The association between increased cortisol levels and high mortality rate may be explained by the altered cortisol metabolism and disturbed negative feedback mechanism controlling cortisol levels22. Probably, these effects are mediated through the rise proinflammatory cytokines release during exaggerated inflammatory response related to disease severity23,24. This conclusion is supported by the elevated PRISM-III scores in patients with high cortisol levels and the significant correlation between cortisol levels and PRISM-III scores reported by the current study.

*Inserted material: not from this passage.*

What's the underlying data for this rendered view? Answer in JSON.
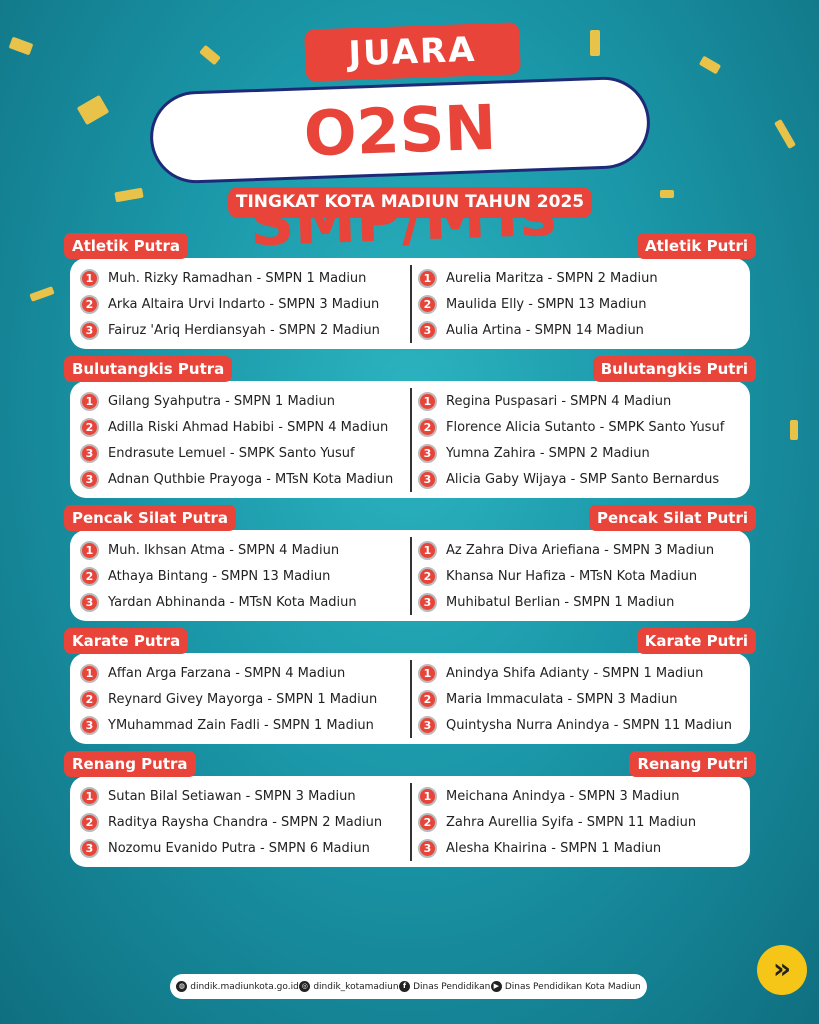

In our study, the prevalence of CIRCI was 18.5% in comparison to 25.0% in another study on PICU patients with pediatric acute lung injury/acute respiratory distress syndrome25 and 39.6% and 44.4% in patients with severe sepsis and septic shock respectively26. In addition, our study found no association between CIRCI and the reported mortality rate in accordance with a previous study27.

Of note, patients with normal total serum cortisol levels had significantly higher mortality rate than those with CIRCI. A probable explanation for this is the significantly higher PRISM-III score in the former patients’ subgroup.

Conclusions of the present study are limited by the relatively small sample size. Considering the wide range of cortisol levels reported in the studied patients, it may be useful to add a control group of healthy volunteers.

Conclusion

PRISM-III score and elevated basal total serum cortisol levels are significant predictors of mortality in the PICU. Although, CIRCI is prevalent in this population, it wasn’t associated with increased mortality rate.